The following is a Facebook post from Representative Bert Reeves, (R-Marietta) and is posted with his permission. (I’ll note that I reached out to him after reading it, he did not request it.) Reeves was the primary sponsor of HB 159, an effort to streamline Georgia’s adoption process and update Georgia’s code and procedures for the first time in 27 years. You can read background on the politics involved from Jim Galloway at the AJC here.
Reeves pulls no punches in the text below after a few introductory paragraphs on the session in General. There’s apparently more to come. In the mean time, understand that there are quite a few legislators and others under the gold dome that aren’t terribly happy that some decided to play 2018 politics early, using foster children as pawns in their game of ambition.
Post Legislative Session Recap (Take 1, with more to come…)
Facebook friends, I’ve taken a few days to cool down and let the dust settle before writing this. Many of you have called, texted, emailed, and messaged, so I wanted to put this out there for now, then completely unplug myself politically and enjoy a much needed spring break with my family. I will write again, probably sometime next week, with many more details and on some things that I believe need to be said, regarding my adoption bill and how and why it died around 1 AM on Day 40.
By all accounts, I had a great session. I passed some very important Human Trafficking legislation in our ongoing battle to end sex slavery in GA. I was privileged to work with the Attorney General of Georgia on this matter, and this change closes many gaps in our laws. I also had the chance to have my hands all over what was one of the strongest measures the General Assembly has ever passed as it relates to protecting our police and public safety officers.
Once Senate Bill 160 reached the House, it came to the sub-committee I chair, and I took the opportunity to pull together all the various police protection bills (including my HB116, which I filed in response to situation where a Marietta Police Officer was shot (and survived) at point blank range, but a Cobb Juvenile Judge inexplicably blocked this individual from being tried as an adult) and put them into one bill, SB160, carried it to passage in the House, which now heads to the Governor’s Desk. I’m very proud of this work.
But despite these successes, this session represented a tremendous amount of heartbreak and disappointment. Probably best summed up by saying – Politics is brutal. As many of you know, I’ve worked for two years on a very important bill to rewrite and modernize Georgia’s adoption laws, which are lagging behind the rest of the country in many significant ways. This bill stood to make an immediate impact on the 1000’s of Georgians who are seeking to adopt, and the 12,000+ foster children in our State who need a permanent home. I poured my heart and soul into this effort.
I will go into more detail at a later time, but unfortunately a few Senators, instead of filing their own bill to pursue an independent policy that had nothing to do with the way I was attempting to improve the adoption process in Georgia, attached some very controversial provisions to my bill, and even after urging the passage of my bill, as I authored it, by the Governor, the Speaker of the House, and also many State Senators – the language and the controversy it caused ultimately killed my bill and all my efforts to get a Senate vote on the bill I authored. It is a long story filled with political drama and theatre and it represents why so much is wrong with politics. And I will tell it, another day.

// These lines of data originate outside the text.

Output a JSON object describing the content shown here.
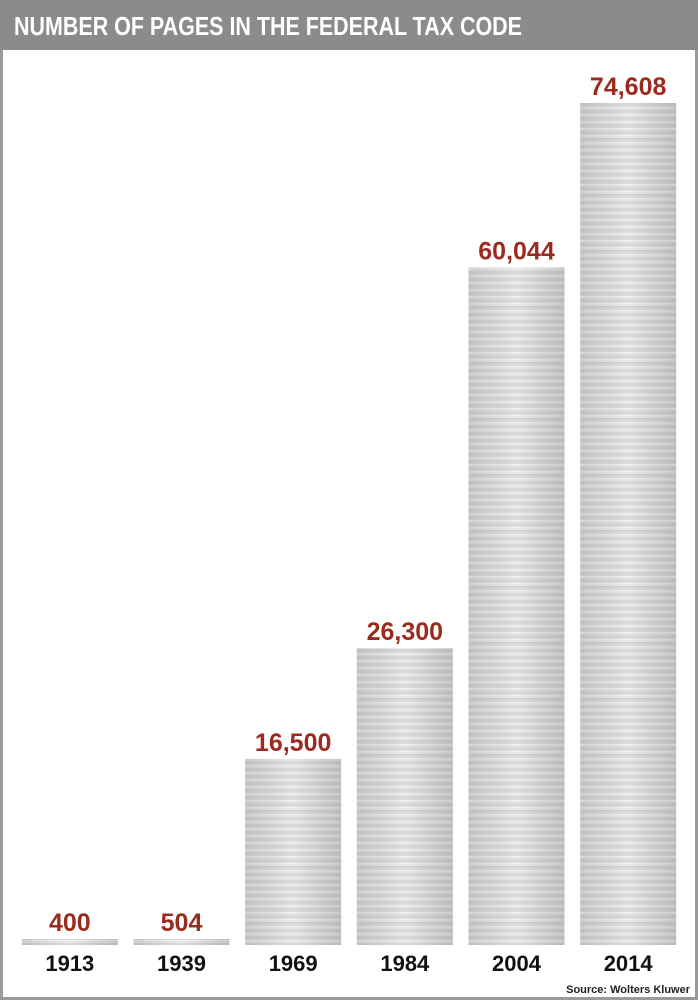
{
  "chart_data": {
    "type": "bar",
    "title": "NUMBER OF PAGES IN THE FEDERAL TAX CODE",
    "categories": [
      "1913",
      "1939",
      "1969",
      "1984",
      "2004",
      "2014"
    ],
    "values": [
      400,
      504,
      16500,
      26300,
      60044,
      74608
    ],
    "value_labels": [
      "400",
      "504",
      "16,500",
      "26,300",
      "60,044",
      "74,608"
    ],
    "label_color": "#9b2b1f",
    "source": "Source: Wolters Kluwer"
  }
}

But what is sad is that it did not get done, and Georgia needed it now. I’ve been told by the culprits that “this is how our system of government works”. Well – I don’t accept that, because attaching this new and previously unintroduced language to my bill, an hour before what I expected to be the final hearing in Committee, without my knowledge, involvement, or input – is wrong. Especially when I later learned how long this “plan” had been in place.

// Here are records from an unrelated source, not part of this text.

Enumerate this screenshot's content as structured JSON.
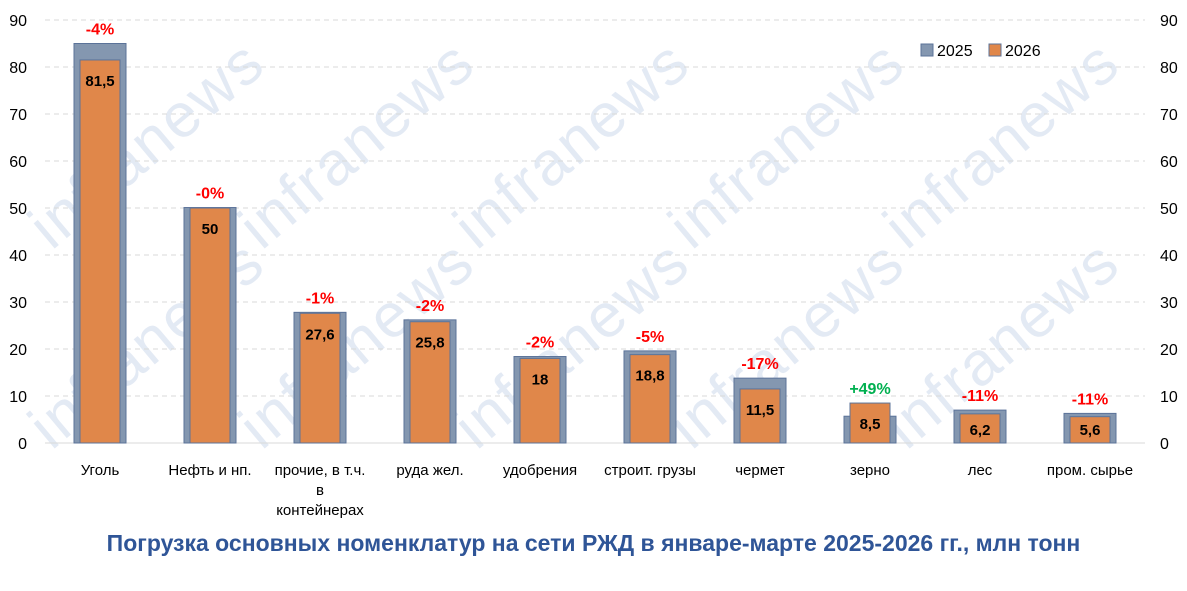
{
  "watermark": "infranews",
  "chart_data": {
    "type": "bar",
    "title": "Погрузка основных номенклатур на сети РЖД в январе-марте 2025-2026 гг., млн тонн",
    "categories": [
      "Уголь",
      "Нефть и нп.",
      "прочие, в т.ч. в контейнерах",
      "руда жел.",
      "удобрения",
      "строит. грузы",
      "чермет",
      "зерно",
      "лес",
      "пром. сырье"
    ],
    "category_lines": [
      [
        "Уголь"
      ],
      [
        "Нефть и нп."
      ],
      [
        "прочие, в т.ч.",
        "в",
        "контейнерах"
      ],
      [
        "руда жел."
      ],
      [
        "удобрения"
      ],
      [
        "строит. грузы"
      ],
      [
        "чермет"
      ],
      [
        "зерно"
      ],
      [
        "лес"
      ],
      [
        "пром. сырье"
      ]
    ],
    "series": [
      {
        "name": "2025",
        "values": [
          85.0,
          50.1,
          27.8,
          26.2,
          18.4,
          19.6,
          13.8,
          5.7,
          7.0,
          6.3
        ],
        "color": "#8497b0"
      },
      {
        "name": "2026",
        "values": [
          81.5,
          50,
          27.6,
          25.8,
          18,
          18.8,
          11.5,
          8.5,
          6.2,
          5.6
        ],
        "color": "#e0874a"
      }
    ],
    "value_labels": [
      "81,5",
      "50",
      "27,6",
      "25,8",
      "18",
      "18,8",
      "11,5",
      "8,5",
      "6,2",
      "5,6"
    ],
    "change_labels": [
      "-4%",
      "-0%",
      "-1%",
      "-2%",
      "-2%",
      "-5%",
      "-17%",
      "+49%",
      "-11%",
      "-11%"
    ],
    "change_colors": {
      "negative": "#ff0000",
      "positive": "#00b050"
    },
    "ylim": [
      0,
      90
    ],
    "yticks": [
      0,
      10,
      20,
      30,
      40,
      50,
      60,
      70,
      80,
      90
    ],
    "grid": true,
    "legend_position": "top-right",
    "xlabel": "",
    "ylabel": ""
  }
}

I left everything on the field, and did all that I could, up until 1 AM on the last evening of Day 40. I am proud of the way I fought and stood up for what I believed was right. A former State Rep from Cobb County once said, when you are on the side of angels, you stand on the mountain top and scream it. In this matter, I was, and am, on the side of angels, and I intend to stand on that mountain top and wear my voice out over the next year, to try and get done what is right.

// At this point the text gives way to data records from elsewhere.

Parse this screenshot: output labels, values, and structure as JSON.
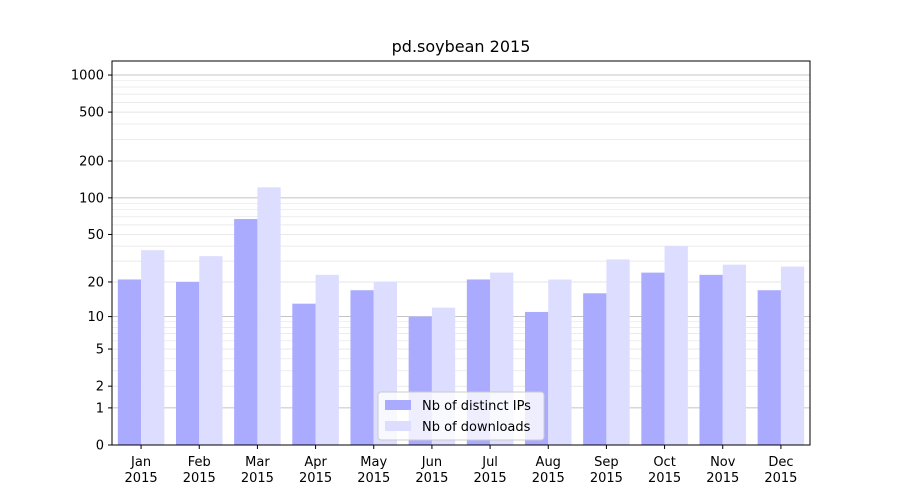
{
  "chart_data": {
    "type": "bar",
    "title": "pd.soybean 2015",
    "xlabel": "",
    "ylabel": "",
    "categories": [
      [
        "Jan",
        "2015"
      ],
      [
        "Feb",
        "2015"
      ],
      [
        "Mar",
        "2015"
      ],
      [
        "Apr",
        "2015"
      ],
      [
        "May",
        "2015"
      ],
      [
        "Jun",
        "2015"
      ],
      [
        "Jul",
        "2015"
      ],
      [
        "Aug",
        "2015"
      ],
      [
        "Sep",
        "2015"
      ],
      [
        "Oct",
        "2015"
      ],
      [
        "Nov",
        "2015"
      ],
      [
        "Dec",
        "2015"
      ]
    ],
    "series": [
      {
        "name": "Nb of distinct IPs",
        "color": "#aaaaff",
        "values": [
          21,
          20,
          67,
          13,
          17,
          10,
          21,
          11,
          16,
          24,
          23,
          17
        ]
      },
      {
        "name": "Nb of downloads",
        "color": "#ddddff",
        "values": [
          37,
          33,
          122,
          23,
          20,
          12,
          24,
          21,
          31,
          40,
          28,
          27
        ]
      }
    ],
    "yscale": "log1p",
    "ylim": [
      0,
      1300
    ],
    "yticks": [
      0,
      1,
      2,
      5,
      10,
      20,
      50,
      100,
      200,
      500,
      1000
    ],
    "grid": true,
    "legend_position": "lower center"
  }
}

Thank you – everyone – for your thoughts, prayers, and encouragement you’ve offered me the last few weeks. I also want to take a moment and say that Speaker Ralston and Governor Deal fought the hardest fight for me that I could ever ask for. They were champions on this, as was the entire House of Representatives and many State Senators.
One of my favorite quotes, which I first heard it at North Cobb High School, has taken on a new meaning to me:
“Far better it is to dare mighty things, to win glorious triumphs even though checkered by failure, than to rank with those poor spirits who neither enjoy nor suffer much because they live in the gray twilight that knows neither victory nor defeat.” Theodore RooseveltThat quote sums up how I feel right now. But my head is held high. I am proud to serve to my District and Georgia, and will continue to fight for what I believe is right and best for Georgia.